Vorausschauendes Planen ist bei Weiss Firmentradition: Architekt Paul berichtete, dass das Baurecht für die nun genutzte Erweiterungsfläche bereits seit 25 Jahren vorliegt. Daher sei der Bau, als er nun notwendig wurde, schnell möglich gewesen.
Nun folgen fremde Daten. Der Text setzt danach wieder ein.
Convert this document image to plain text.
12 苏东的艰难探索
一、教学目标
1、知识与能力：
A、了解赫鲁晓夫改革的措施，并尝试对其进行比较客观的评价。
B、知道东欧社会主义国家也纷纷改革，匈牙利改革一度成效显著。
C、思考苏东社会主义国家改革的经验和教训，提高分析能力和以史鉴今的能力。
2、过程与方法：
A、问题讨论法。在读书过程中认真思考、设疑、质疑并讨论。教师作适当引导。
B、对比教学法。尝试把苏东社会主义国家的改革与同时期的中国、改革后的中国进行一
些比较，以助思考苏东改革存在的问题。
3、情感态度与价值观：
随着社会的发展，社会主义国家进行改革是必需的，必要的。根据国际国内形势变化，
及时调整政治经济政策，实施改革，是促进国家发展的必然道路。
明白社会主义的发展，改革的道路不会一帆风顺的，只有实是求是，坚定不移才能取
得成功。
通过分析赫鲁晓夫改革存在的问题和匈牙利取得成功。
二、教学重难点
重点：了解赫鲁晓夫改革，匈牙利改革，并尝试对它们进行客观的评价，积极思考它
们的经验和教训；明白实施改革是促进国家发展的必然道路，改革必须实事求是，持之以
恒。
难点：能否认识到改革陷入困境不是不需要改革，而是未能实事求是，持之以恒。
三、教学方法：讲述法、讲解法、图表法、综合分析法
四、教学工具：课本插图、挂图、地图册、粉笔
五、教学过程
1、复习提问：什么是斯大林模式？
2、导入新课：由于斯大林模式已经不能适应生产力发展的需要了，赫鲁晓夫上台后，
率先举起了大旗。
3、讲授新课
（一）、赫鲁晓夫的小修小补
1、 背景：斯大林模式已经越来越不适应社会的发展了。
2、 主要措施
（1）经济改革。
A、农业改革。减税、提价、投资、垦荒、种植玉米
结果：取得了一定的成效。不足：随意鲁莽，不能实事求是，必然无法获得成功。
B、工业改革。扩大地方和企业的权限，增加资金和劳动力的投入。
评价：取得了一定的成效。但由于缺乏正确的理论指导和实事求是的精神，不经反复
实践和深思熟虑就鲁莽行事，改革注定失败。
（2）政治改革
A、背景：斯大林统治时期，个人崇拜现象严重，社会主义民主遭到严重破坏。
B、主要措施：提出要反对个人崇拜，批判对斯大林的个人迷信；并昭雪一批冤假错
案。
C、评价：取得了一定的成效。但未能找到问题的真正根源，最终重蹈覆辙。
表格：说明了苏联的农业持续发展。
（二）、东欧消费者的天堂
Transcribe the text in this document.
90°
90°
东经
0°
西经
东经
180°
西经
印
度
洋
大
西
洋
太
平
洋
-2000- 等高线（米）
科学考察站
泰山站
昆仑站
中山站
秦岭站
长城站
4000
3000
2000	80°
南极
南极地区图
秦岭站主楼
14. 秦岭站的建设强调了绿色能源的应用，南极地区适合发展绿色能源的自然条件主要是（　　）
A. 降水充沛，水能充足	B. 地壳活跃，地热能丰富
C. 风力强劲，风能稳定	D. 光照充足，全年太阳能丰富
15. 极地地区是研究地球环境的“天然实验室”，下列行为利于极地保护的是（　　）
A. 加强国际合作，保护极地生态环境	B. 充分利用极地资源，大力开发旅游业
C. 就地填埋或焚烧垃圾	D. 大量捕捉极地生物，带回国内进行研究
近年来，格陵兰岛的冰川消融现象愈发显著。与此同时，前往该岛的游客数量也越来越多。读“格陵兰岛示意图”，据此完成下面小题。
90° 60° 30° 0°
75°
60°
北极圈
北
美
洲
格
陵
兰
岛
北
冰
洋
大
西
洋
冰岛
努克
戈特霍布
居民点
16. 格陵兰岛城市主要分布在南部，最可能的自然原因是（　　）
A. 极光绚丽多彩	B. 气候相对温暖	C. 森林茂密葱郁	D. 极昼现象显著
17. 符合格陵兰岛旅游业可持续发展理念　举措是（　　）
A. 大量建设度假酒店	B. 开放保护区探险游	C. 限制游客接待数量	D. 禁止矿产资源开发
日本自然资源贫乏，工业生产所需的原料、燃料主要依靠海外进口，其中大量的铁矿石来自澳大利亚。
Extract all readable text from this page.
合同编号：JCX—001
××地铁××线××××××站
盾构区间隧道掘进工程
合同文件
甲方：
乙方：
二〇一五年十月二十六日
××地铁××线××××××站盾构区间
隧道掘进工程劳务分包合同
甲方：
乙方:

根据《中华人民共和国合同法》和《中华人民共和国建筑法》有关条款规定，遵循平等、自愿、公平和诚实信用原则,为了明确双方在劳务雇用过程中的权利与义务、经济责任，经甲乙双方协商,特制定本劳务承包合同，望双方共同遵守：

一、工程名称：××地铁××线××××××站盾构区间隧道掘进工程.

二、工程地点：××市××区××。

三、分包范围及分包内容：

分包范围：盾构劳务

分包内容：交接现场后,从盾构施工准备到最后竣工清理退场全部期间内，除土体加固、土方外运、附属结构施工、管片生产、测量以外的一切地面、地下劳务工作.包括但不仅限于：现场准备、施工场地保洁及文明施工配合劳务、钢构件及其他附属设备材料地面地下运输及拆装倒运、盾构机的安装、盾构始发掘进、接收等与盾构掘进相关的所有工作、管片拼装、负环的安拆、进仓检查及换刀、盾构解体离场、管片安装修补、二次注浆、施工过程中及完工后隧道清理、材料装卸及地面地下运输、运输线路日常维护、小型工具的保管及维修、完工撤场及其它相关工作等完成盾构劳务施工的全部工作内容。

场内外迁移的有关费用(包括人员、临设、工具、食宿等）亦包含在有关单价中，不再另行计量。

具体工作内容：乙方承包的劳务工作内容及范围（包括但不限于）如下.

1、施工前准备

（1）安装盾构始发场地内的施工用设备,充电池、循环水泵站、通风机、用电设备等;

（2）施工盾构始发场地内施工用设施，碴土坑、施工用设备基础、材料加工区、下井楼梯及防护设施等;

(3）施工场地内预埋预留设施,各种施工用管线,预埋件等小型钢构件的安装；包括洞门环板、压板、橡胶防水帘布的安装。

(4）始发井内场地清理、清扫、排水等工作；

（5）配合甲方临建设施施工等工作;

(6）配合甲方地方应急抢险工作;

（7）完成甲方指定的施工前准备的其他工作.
Regierungspräsident Dr. Christoph Ullrich erinnerte in seinem Grußwort an die Bedeutung von Gebäuden für die Logistik: »Sie ist das Nachgeschaltete zum Produzieren und das Vorgeschaltete zum Verkaufen.« Er sprach die Probleme an, die sich derzeit beim Aufstellen des neuen Regionalplans ergeben: »Alle wollen bei Amazon bestellen, aber keiner will die Logistikerhalle haben. Alle wollen wohnortnahe Arbeitsplätze, aber keiner Gewerbegebiete ausweisen.«
Lindenstruths Ortsvorsteher Gerhard Albach schilderte, dass dies bei Weiss kein Problem sei. Die Firma werde im Dorf hochgeschätzt, die Erweiterung mit Wohlwollen gesehen. Obwohl 10 000 Laster in den vergangenen Jahren die Erde für das Plateau anfuhren, sorgte dies im Ort für keine nennenswerte Mehrbelastung, da fast alle Laster das Dorf umfuhren. Das würde er sich auch für die B 49 wünschen.
Auch der Rotmilan störte sich nicht an der Baustelle: Seit Jahren brütet er in der Nähe und war ein ständiger Beobachter des Gebäudewachstums. Vermutlich dürfte so manches durch Bauarbeiten aufgescheuchte Nagetier in seinem Magen gelandet sein.